I don't have a good solution, Eric.
I started disallowing attached files in discussions because few people saw them. I do not know whether it counts against their quota or not. The external website doesn't provide an audit trail like Canvas does, but both give you the issue that the student could delete the content before it was graded. Back in the days of web development, we were told to always shrink the size of files down. Now people aren't given that choice, have 4K resolution on their laptops, and wouldn't know how to shrink it anyway. My 10 year-old camera takes 4-5 MB jpg images, so if I uploaded 12 of them across the lifespan of Canvas, I would be past my 50 MB limit. Resolutions have increased since then and not everyone saves the image in high resolution like I do, but still ...

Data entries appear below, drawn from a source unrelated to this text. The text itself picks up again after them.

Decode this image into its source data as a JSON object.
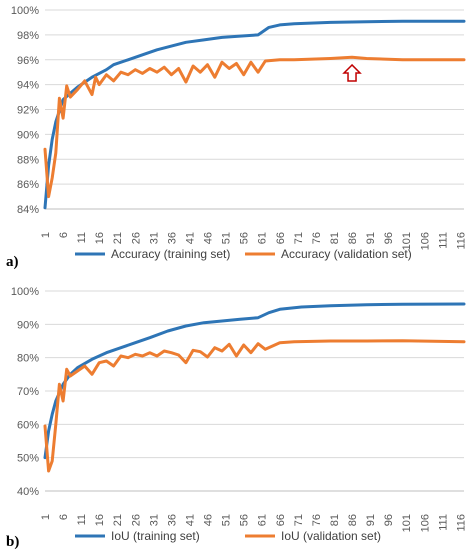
{
  "chart_data": [
    {
      "type": "line",
      "panel_label": "a)",
      "ylim": [
        84,
        100
      ],
      "yticks": [
        84,
        86,
        88,
        90,
        92,
        94,
        96,
        98,
        100
      ],
      "ytick_labels": [
        "84%",
        "86%",
        "88%",
        "90%",
        "92%",
        "94%",
        "96%",
        "98%",
        "100%"
      ],
      "x_range": [
        1,
        117
      ],
      "xticks": [
        1,
        6,
        11,
        16,
        21,
        26,
        31,
        36,
        41,
        46,
        51,
        56,
        61,
        66,
        71,
        76,
        81,
        86,
        91,
        96,
        101,
        106,
        111,
        116
      ],
      "grid": true,
      "legend_position": "bottom",
      "annotation": {
        "type": "arrow-up-marker",
        "x": 86,
        "y": 95.5,
        "color": "#C00000"
      },
      "series": [
        {
          "name": "Accuracy (training set)",
          "color": "#2E75B6",
          "x": [
            1,
            2,
            3,
            4,
            6,
            8,
            10,
            14,
            18,
            20,
            24,
            28,
            32,
            36,
            40,
            45,
            50,
            55,
            60,
            63,
            66,
            70,
            80,
            90,
            100,
            117
          ],
          "y": [
            84.1,
            87.5,
            89.6,
            91.0,
            92.8,
            93.3,
            93.8,
            94.6,
            95.2,
            95.6,
            96.0,
            96.4,
            96.8,
            97.1,
            97.4,
            97.6,
            97.8,
            97.9,
            98.0,
            98.6,
            98.8,
            98.9,
            99.0,
            99.05,
            99.1,
            99.1
          ]
        },
        {
          "name": "Accuracy (validation set)",
          "color": "#ED7D31",
          "x": [
            1,
            2,
            3,
            4,
            5,
            6,
            7,
            8,
            10,
            12,
            14,
            15,
            16,
            18,
            20,
            22,
            24,
            26,
            28,
            30,
            32,
            34,
            36,
            38,
            40,
            42,
            44,
            46,
            48,
            50,
            52,
            54,
            56,
            58,
            60,
            62,
            66,
            70,
            80,
            86,
            90,
            100,
            117
          ],
          "y": [
            88.8,
            85.0,
            86.5,
            88.5,
            92.9,
            91.3,
            93.9,
            93.0,
            93.6,
            94.3,
            93.2,
            94.6,
            94.0,
            94.8,
            94.3,
            95.0,
            94.8,
            95.2,
            94.9,
            95.3,
            95.0,
            95.4,
            94.8,
            95.3,
            94.2,
            95.5,
            95.0,
            95.6,
            94.6,
            95.8,
            95.3,
            95.7,
            94.8,
            95.8,
            95.0,
            95.9,
            96.0,
            96.0,
            96.1,
            96.2,
            96.1,
            96.0,
            96.0
          ]
        }
      ]
    },
    {
      "type": "line",
      "panel_label": "b)",
      "ylim": [
        40,
        100
      ],
      "yticks": [
        40,
        50,
        60,
        70,
        80,
        90,
        100
      ],
      "ytick_labels": [
        "40%",
        "50%",
        "60%",
        "70%",
        "80%",
        "90%",
        "100%"
      ],
      "x_range": [
        1,
        117
      ],
      "xticks": [
        1,
        6,
        11,
        16,
        21,
        26,
        31,
        36,
        41,
        46,
        51,
        56,
        61,
        66,
        71,
        76,
        81,
        86,
        91,
        96,
        101,
        106,
        111,
        116
      ],
      "grid": true,
      "legend_position": "bottom",
      "series": [
        {
          "name": "IoU (training set)",
          "color": "#2E75B6",
          "x": [
            1,
            2,
            3,
            4,
            6,
            8,
            10,
            14,
            18,
            22,
            26,
            30,
            35,
            40,
            45,
            50,
            55,
            60,
            63,
            66,
            72,
            80,
            90,
            100,
            117
          ],
          "y": [
            50.0,
            58.0,
            63.0,
            67.0,
            72.0,
            75.0,
            77.0,
            79.5,
            81.5,
            83.0,
            84.5,
            86.0,
            88.0,
            89.5,
            90.5,
            91.0,
            91.5,
            92.0,
            93.5,
            94.5,
            95.2,
            95.6,
            95.9,
            96.0,
            96.1
          ]
        },
        {
          "name": "IoU (validation set)",
          "color": "#ED7D31",
          "x": [
            1,
            2,
            3,
            4,
            5,
            6,
            7,
            8,
            10,
            12,
            14,
            16,
            18,
            20,
            22,
            24,
            26,
            28,
            30,
            32,
            34,
            36,
            38,
            40,
            42,
            44,
            46,
            48,
            50,
            52,
            54,
            56,
            58,
            60,
            62,
            66,
            70,
            80,
            90,
            100,
            117
          ],
          "y": [
            59.5,
            46.0,
            49.0,
            60.0,
            72.0,
            67.0,
            76.5,
            74.5,
            76.0,
            77.5,
            75.0,
            78.5,
            79.0,
            77.5,
            80.5,
            80.0,
            81.0,
            80.5,
            81.5,
            80.5,
            82.0,
            81.5,
            80.8,
            78.5,
            82.2,
            81.8,
            80.2,
            83.0,
            82.0,
            84.0,
            80.5,
            83.8,
            81.5,
            84.2,
            82.5,
            84.5,
            84.8,
            85.0,
            85.0,
            85.1,
            84.8
          ]
        }
      ]
    }
  ]
}
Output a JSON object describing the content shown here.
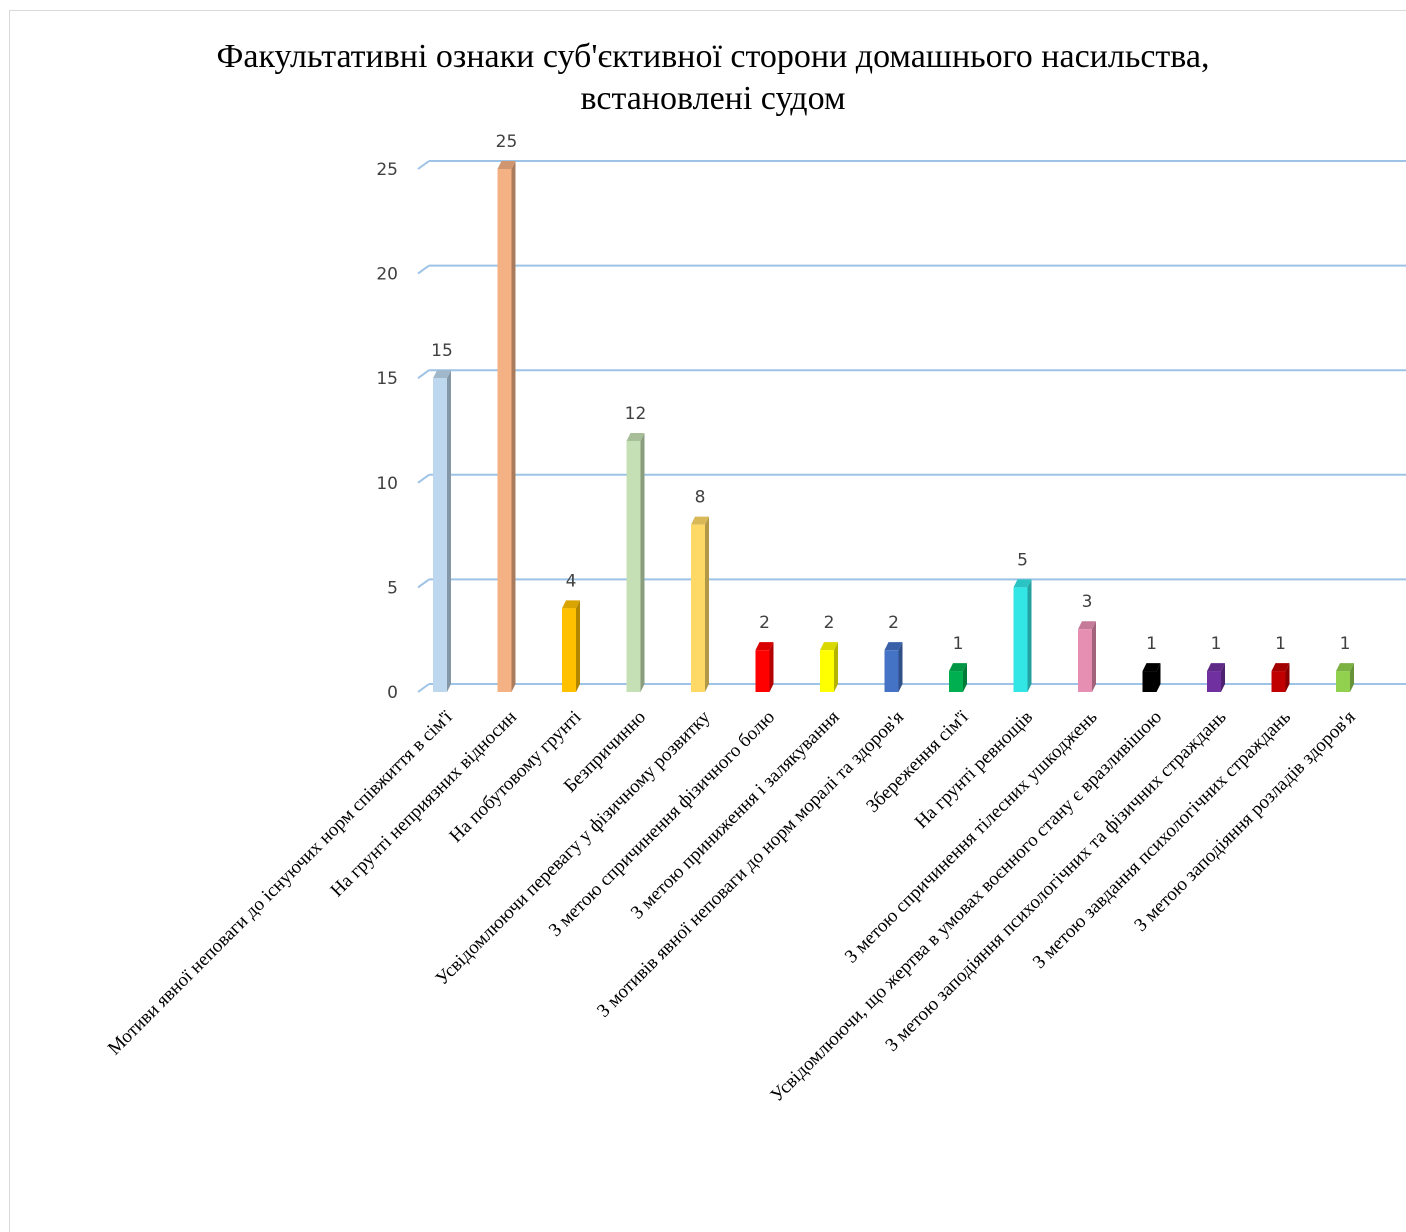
{
  "chart_data": {
    "type": "bar",
    "title_line1": "Факультативні ознаки суб'єктивної сторони домашнього насильства,",
    "title_line2": "встановлені судом",
    "title": "Факультативні ознаки суб'єктивної сторони домашнього насильства, встановлені судом",
    "xlabel": "",
    "ylabel": "",
    "ylim": [
      0,
      25
    ],
    "yticks": [
      0,
      5,
      10,
      15,
      20,
      25
    ],
    "grid": true,
    "style": "3d-column",
    "categories": [
      "Мотиви явної неповаги до існуючих норм співжиття в сім'ї",
      "На грунті неприязних відносин",
      "На побутовому грунті",
      "Безпричинно",
      "Усвідомлюючи перевагу у фізичному розвитку",
      "З метою спричинення фізичного болю",
      "З метою приниження і залякування",
      "З мотивів явної неповаги до норм моралі та здоров'я",
      "Збереження сім'ї",
      "На грунті ревнощів",
      "З метою спричинення тілесних ушкоджень",
      "Усвідомлюючи, що жертва в умовах воєнного стану є вразливішою",
      "З метою заподіяння психологічних та фізичних страждань",
      "З метою завдання психологічних страждань",
      "З метою заподіяння розладів здоров'я"
    ],
    "values": [
      15,
      25,
      4,
      12,
      8,
      2,
      2,
      2,
      1,
      5,
      3,
      1,
      1,
      1,
      1
    ],
    "colors": [
      "#bdd7ee",
      "#f4b183",
      "#ffc000",
      "#c5e0b4",
      "#ffd966",
      "#ff0000",
      "#ffff00",
      "#4472c4",
      "#00b050",
      "#33e6e6",
      "#e78fb3",
      "#000000",
      "#7030a0",
      "#c00000",
      "#92d050"
    ],
    "gridline_color": "#9dc3e6"
  }
}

Some students use the Google and Microsoft integrations to embed documents in their discussions and that shouldn't count since nothing was actually uploaded, but students would see that more for documents than images (I haven't tried it with images). That had been problematic for me because of browsers blocking third party cookies. I think I finally have enough of them unblocked so that I can see everything that students submit. At least, it hasn't been an issue in the last year.

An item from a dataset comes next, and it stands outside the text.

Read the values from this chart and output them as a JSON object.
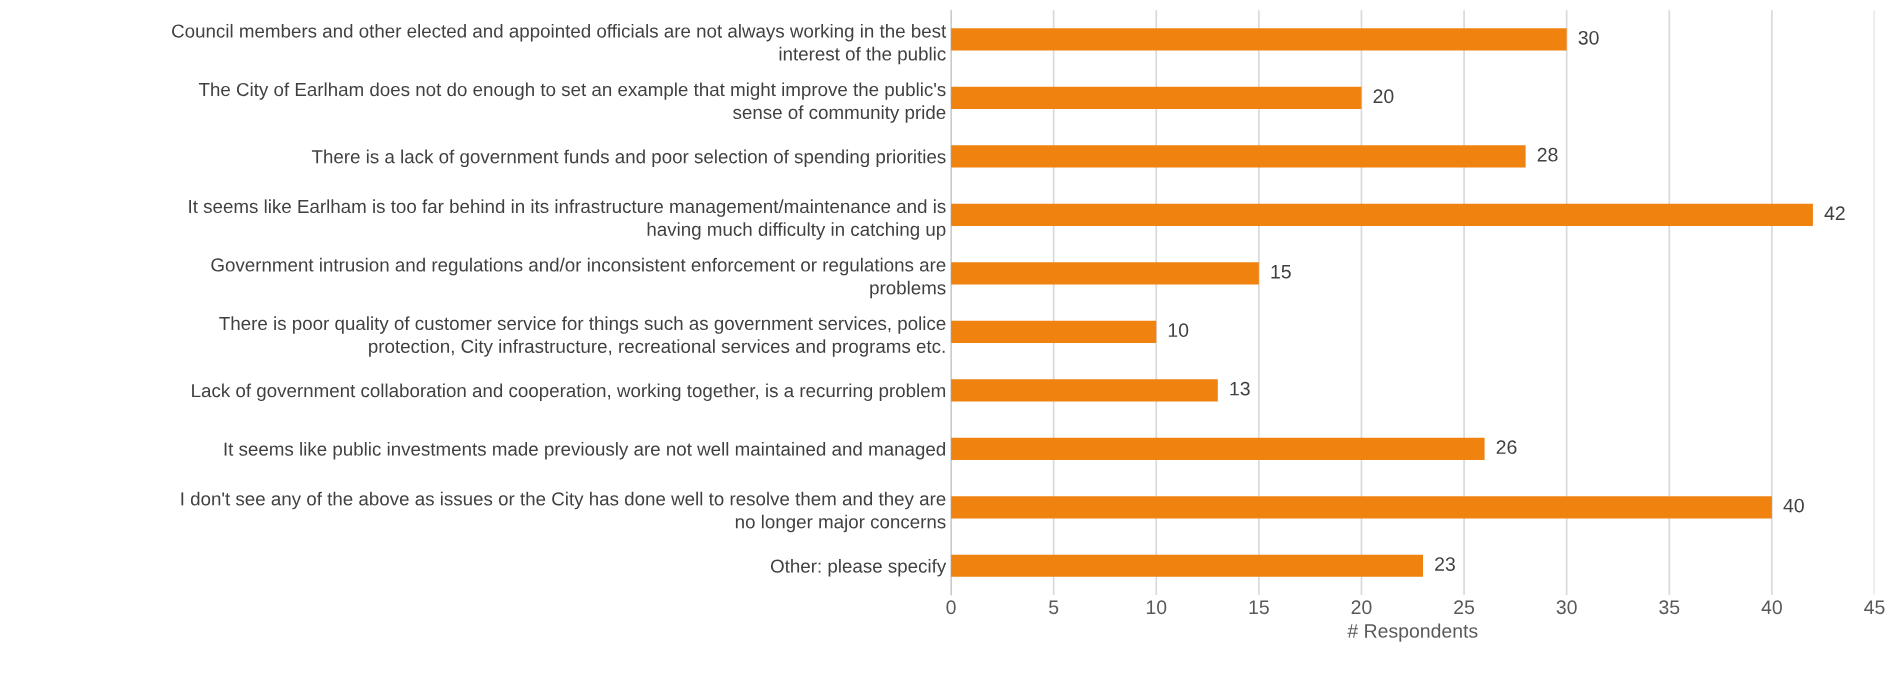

The biggest offenders for us back in April 2017 (the last I did any research) were people putting videos in a conversation attachment. There was a feature idea (now in cold storage) about this: https://community.canvaslms.com/ideas/8405" modifiedtitle="true" title="Generate error message for u.... I gave some SQL against Canvas Data that would identify issues.
Also check out File Size Limit for File upload question in Quizzes where Erin Hallmark explained things and then came back with a succinct statement. "File upload limits should not apply when uploaded as a file submission." Discussion images are not a file submission and so that statement doesn't apply, which means they can count against the quota.
My concern is how the Adobe Scan is getting the files into Canvas and I haven't checked that one out, but I did have a student say that he couldn't attach his file from Adobe Scan with the mobile app but if he airdropped it to his laptop he could upload it from there. That makes it sound like Adobe Scan is uploading it first and then attaching it. We've been telling our students to use the Adobe Scan since going on COVID-19 shutdown, so this may be a bigger issue.